High pressure study of luminescence from intramolecular CT compounds

Abstract

The effects of high pressure on the luminescence properties of four organic intramolecular charge transfer compounds were investigated. The compounds were studied in a wide range of liquid and polymeric environments, and for one of the compounds, the effect of chemical substitution was also examined. In general, an increase of pressure affects the luminescence in a way which is in some degree similar to an increase of solvent polarity. A single configuration coordinate model was used to interpret the luminescence in terms of excited state interactions. Three of the compounds exhibited only fluorescence: p‐(9‐anthryl)‐dimethylaniline (ADMA), 6‐propionyl‐2‐dimethylaminonaphthalene (PRODAN), and 1‐anilino‐8‐naphthalenesulfonate (ANS). Fluorescence from the first two compounds in nonpolar media is attributed to an excited state relatively unaffected by the charge transfer process. In polar media, fluorescence is believed to originate from another excited state that possesses considerable charge transfer character, and whose energy is strongly influenced by solvent polarity. At high pressure, an apparent fluorescence shift to higher energy was observed in viscous alcohols apparently due to the introduction of fluorescence from the energetically higher lying non‐charge transfer excited state. This explanation is supported by the dual fluorescence decay observed from ADMA coincident with the sign reversal in fluorescence peak shift. Three excited states are believed to affect ANS fluorescence, two of them with charge transfer character.
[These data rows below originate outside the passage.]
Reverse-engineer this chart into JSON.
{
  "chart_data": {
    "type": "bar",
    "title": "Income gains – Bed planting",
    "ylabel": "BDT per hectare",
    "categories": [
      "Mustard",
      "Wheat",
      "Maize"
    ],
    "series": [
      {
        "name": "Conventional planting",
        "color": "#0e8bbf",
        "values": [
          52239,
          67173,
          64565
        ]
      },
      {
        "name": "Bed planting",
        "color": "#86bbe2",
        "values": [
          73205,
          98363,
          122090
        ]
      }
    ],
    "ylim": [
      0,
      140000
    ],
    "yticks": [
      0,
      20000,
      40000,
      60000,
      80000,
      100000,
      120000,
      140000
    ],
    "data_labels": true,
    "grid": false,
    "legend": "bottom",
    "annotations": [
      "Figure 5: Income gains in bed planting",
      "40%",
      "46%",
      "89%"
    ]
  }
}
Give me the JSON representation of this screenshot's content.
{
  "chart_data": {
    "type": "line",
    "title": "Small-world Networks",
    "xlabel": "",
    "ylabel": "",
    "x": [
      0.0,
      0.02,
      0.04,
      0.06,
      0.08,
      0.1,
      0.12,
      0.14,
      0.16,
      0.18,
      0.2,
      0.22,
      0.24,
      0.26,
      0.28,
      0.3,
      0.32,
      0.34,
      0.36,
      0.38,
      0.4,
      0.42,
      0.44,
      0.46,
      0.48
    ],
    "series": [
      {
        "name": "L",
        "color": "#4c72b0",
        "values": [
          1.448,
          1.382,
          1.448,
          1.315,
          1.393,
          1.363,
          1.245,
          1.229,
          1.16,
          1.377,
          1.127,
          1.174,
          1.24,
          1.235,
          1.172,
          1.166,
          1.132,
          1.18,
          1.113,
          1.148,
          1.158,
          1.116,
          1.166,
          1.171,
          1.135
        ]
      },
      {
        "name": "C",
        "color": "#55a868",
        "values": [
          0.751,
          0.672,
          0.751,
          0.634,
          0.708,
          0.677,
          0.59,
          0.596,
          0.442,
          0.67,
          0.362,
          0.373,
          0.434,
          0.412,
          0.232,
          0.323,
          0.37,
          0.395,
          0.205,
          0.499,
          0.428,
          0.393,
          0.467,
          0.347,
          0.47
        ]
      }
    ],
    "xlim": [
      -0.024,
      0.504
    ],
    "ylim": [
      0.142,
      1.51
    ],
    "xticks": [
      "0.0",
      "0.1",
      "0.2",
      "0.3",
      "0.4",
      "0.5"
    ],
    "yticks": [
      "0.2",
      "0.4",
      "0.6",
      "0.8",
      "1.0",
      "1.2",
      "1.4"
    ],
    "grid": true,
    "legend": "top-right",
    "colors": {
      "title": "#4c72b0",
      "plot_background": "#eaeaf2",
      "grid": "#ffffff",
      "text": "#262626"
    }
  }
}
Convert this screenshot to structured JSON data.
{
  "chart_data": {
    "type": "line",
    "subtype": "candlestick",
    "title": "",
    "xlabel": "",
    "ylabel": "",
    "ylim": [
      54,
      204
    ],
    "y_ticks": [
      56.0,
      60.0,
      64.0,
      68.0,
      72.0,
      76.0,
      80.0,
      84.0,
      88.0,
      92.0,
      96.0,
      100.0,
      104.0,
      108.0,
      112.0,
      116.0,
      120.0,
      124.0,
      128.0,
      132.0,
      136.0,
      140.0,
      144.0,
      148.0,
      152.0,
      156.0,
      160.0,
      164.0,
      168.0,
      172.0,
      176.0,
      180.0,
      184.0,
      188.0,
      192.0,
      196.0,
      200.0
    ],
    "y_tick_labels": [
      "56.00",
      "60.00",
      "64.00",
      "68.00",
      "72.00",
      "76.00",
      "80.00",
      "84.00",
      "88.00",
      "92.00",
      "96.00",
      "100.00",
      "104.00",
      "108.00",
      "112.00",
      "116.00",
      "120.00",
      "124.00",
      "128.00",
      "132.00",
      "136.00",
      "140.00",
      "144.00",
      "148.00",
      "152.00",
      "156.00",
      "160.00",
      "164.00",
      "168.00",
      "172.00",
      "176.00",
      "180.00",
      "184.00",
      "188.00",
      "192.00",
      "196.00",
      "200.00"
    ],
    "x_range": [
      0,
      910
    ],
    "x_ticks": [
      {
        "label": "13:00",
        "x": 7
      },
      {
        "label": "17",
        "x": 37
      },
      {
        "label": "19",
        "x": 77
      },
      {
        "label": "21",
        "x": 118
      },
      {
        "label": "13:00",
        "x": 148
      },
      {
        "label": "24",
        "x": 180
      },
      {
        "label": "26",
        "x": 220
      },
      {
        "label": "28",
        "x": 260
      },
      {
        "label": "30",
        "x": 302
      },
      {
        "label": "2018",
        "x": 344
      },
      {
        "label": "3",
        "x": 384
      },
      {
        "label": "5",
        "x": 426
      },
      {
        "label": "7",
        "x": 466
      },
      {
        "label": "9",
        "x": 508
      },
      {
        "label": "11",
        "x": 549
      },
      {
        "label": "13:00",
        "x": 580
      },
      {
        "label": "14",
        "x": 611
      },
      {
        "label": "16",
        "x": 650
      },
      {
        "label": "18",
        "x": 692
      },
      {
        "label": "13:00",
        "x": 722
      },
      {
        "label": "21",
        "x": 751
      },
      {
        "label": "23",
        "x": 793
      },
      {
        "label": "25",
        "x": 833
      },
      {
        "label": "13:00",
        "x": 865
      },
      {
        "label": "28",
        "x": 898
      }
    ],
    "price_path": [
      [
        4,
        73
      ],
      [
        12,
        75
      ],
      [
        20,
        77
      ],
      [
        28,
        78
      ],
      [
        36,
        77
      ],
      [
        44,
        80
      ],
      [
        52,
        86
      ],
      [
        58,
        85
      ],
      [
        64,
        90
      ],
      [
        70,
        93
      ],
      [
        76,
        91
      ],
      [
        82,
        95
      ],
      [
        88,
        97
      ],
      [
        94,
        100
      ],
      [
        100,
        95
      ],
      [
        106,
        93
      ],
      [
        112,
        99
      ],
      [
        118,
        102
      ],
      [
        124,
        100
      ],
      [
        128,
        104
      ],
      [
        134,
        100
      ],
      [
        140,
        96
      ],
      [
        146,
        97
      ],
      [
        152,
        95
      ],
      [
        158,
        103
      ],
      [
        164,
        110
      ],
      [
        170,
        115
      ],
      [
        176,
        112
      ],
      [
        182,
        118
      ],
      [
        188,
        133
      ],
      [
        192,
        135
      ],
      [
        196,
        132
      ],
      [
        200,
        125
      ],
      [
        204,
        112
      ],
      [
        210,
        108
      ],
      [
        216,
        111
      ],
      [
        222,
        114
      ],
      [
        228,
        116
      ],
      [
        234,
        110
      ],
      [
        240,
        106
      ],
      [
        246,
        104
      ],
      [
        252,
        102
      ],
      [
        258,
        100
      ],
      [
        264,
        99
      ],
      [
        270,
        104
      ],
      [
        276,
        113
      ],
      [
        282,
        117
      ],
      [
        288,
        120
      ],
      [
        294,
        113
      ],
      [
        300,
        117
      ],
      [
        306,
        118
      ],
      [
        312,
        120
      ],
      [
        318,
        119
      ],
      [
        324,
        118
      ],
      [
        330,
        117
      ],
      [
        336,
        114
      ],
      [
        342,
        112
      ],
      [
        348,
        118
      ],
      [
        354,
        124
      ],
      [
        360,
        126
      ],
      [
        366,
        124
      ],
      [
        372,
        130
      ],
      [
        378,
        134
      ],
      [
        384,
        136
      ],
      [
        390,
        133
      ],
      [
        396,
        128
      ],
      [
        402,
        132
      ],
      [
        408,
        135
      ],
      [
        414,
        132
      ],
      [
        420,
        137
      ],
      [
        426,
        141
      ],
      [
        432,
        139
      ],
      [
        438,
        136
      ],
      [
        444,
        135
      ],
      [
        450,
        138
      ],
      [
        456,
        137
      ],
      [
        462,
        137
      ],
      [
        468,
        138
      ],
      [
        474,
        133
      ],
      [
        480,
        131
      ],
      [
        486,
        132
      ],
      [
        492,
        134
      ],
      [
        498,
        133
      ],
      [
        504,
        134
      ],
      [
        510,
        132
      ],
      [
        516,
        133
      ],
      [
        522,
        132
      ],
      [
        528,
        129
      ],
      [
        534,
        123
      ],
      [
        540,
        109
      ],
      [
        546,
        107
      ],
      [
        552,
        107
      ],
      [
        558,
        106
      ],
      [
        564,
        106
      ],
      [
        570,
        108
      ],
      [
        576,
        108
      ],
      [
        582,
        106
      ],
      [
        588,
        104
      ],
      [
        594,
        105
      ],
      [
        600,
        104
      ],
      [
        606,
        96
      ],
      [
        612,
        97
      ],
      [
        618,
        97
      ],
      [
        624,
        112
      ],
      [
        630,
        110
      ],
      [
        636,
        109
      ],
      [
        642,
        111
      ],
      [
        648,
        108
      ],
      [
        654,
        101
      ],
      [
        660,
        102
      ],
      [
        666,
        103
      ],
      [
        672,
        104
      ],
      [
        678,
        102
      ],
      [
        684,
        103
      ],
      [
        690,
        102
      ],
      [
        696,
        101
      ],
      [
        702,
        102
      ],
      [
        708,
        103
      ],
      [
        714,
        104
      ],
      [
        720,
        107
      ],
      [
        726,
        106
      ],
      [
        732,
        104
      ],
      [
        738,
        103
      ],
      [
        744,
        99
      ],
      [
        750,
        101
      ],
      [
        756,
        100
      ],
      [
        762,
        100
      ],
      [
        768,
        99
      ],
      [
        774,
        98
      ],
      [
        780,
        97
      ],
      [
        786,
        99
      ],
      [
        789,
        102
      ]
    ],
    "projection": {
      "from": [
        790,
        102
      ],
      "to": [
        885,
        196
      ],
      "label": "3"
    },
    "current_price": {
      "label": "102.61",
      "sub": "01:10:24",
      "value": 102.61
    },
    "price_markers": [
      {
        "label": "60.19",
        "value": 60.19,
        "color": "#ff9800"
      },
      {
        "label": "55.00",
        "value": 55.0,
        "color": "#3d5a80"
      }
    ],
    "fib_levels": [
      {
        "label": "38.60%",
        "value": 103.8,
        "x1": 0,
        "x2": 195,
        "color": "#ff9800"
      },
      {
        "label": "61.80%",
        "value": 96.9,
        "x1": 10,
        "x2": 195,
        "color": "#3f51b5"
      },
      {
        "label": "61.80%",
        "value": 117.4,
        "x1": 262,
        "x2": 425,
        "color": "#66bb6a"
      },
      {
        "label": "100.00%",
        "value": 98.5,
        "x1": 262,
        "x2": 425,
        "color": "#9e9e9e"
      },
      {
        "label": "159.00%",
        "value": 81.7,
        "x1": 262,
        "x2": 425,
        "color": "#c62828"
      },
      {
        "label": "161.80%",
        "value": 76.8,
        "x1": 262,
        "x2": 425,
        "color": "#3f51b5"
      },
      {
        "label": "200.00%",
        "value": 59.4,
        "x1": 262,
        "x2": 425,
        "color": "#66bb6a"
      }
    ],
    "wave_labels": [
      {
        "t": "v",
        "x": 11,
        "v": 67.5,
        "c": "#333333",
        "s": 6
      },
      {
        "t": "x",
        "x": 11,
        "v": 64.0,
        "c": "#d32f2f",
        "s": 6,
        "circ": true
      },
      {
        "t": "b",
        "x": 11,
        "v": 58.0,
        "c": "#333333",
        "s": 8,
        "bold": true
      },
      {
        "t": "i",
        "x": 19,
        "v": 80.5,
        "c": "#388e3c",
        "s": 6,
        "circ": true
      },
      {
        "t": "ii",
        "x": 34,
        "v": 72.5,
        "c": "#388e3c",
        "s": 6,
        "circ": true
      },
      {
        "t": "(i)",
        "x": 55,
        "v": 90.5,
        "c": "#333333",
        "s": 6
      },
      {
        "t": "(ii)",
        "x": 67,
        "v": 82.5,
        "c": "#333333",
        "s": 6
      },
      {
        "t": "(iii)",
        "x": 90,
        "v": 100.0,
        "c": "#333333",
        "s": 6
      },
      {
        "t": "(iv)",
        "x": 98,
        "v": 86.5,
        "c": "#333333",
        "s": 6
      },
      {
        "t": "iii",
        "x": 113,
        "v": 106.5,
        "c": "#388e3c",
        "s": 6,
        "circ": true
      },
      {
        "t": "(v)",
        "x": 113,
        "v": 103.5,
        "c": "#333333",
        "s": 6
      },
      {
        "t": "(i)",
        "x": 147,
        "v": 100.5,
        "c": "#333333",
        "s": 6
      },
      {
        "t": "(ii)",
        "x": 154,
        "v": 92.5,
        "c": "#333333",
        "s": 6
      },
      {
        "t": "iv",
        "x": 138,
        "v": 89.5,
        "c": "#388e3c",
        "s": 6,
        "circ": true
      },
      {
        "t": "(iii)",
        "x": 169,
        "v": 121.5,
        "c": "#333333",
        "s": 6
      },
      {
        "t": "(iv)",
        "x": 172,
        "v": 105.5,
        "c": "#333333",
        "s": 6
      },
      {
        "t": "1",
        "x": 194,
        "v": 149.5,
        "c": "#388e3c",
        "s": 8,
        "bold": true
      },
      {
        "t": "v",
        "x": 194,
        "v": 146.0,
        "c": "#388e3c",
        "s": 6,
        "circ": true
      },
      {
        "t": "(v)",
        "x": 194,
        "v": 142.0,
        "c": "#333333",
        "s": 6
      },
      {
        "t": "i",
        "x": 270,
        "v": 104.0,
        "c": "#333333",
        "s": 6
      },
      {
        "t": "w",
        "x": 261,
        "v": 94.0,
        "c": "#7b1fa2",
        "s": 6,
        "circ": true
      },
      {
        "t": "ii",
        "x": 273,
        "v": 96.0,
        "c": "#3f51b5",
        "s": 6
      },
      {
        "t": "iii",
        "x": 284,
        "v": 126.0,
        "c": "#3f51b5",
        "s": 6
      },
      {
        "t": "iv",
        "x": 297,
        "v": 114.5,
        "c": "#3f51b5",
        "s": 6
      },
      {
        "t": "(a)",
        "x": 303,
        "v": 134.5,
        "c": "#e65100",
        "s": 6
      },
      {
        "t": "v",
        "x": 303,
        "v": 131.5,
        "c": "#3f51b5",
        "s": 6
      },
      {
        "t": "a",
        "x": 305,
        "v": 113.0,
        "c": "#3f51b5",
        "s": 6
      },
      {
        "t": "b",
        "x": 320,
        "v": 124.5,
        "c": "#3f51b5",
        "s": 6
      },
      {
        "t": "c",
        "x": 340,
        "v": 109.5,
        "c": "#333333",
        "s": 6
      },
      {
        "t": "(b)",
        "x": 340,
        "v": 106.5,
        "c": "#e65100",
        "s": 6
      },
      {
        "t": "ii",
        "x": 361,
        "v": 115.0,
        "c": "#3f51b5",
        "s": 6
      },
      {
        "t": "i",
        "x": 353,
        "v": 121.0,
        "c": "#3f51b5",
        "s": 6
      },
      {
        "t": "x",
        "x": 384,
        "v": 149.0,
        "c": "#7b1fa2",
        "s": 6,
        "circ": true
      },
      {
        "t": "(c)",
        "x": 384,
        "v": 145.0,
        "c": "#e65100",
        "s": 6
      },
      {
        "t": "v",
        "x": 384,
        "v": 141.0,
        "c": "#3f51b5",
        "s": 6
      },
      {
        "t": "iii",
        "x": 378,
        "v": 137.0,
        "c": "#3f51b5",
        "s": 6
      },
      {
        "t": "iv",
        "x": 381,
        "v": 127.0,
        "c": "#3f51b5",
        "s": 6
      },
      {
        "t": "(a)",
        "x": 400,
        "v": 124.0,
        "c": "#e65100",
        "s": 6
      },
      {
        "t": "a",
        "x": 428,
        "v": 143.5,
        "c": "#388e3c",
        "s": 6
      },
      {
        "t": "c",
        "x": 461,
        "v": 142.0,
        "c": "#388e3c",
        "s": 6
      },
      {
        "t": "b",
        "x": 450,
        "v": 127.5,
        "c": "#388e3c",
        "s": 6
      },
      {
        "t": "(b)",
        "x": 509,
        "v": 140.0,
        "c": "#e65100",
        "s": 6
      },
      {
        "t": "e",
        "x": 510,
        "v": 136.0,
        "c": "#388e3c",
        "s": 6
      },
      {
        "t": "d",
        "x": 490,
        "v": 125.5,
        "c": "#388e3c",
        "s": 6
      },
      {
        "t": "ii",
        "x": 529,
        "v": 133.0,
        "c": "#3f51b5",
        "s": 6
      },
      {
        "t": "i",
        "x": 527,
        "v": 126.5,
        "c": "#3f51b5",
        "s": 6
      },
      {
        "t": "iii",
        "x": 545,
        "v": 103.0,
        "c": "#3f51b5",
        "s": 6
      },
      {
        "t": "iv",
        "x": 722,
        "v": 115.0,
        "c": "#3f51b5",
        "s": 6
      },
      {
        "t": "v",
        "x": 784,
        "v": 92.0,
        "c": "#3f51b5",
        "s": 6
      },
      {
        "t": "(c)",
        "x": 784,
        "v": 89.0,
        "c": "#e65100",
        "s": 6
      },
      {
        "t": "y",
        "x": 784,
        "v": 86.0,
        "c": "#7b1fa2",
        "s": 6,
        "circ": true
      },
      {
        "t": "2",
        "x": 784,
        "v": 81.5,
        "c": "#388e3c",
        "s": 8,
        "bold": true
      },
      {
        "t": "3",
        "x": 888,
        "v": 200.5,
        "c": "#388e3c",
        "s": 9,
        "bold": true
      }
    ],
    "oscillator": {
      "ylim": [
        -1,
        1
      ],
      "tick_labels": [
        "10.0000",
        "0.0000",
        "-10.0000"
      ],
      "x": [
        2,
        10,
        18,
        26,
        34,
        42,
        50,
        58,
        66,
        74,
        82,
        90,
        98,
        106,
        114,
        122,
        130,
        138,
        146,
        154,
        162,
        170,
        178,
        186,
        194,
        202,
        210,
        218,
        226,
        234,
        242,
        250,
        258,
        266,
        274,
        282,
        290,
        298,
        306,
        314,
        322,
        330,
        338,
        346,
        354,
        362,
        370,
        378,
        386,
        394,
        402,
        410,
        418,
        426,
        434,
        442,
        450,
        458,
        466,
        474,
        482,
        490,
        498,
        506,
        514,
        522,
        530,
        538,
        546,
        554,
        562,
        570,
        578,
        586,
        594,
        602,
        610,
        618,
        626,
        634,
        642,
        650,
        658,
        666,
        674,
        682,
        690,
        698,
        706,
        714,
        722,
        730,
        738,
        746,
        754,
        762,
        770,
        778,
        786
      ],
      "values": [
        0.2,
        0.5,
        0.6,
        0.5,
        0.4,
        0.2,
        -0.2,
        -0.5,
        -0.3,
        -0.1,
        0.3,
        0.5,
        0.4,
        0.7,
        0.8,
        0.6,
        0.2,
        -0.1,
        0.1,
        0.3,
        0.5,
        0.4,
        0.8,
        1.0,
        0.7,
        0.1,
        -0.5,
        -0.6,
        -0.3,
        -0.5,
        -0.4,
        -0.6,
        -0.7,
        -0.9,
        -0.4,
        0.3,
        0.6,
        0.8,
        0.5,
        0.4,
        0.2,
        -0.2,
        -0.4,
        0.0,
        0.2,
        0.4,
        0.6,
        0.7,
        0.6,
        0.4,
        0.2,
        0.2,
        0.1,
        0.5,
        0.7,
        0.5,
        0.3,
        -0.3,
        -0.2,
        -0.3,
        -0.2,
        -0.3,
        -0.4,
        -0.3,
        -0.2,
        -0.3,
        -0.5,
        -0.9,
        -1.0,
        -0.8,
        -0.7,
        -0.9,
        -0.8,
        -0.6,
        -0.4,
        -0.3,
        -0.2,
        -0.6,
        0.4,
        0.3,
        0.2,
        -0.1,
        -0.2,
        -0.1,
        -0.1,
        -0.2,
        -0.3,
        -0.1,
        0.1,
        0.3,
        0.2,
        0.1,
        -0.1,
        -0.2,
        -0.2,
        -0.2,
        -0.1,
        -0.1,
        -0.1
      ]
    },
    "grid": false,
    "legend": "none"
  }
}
The model describing the excited states of ADMA and PRODAN is consistent with ANS fluorescence except in glycerol, whose anomalous behavior is discussed in the text. The fourth compound, nitroaniline, was studied in its three isomeric forms, with and without N‐methylation. In addition to affecting the phosphorescence and fluorescence of p‐nitroaniline, pressure studies indicate that nπ* singlet and triplet states figure prominently in the radiative and nonradiative processes of o‐nitroaniline and m‐nitroaniline as well.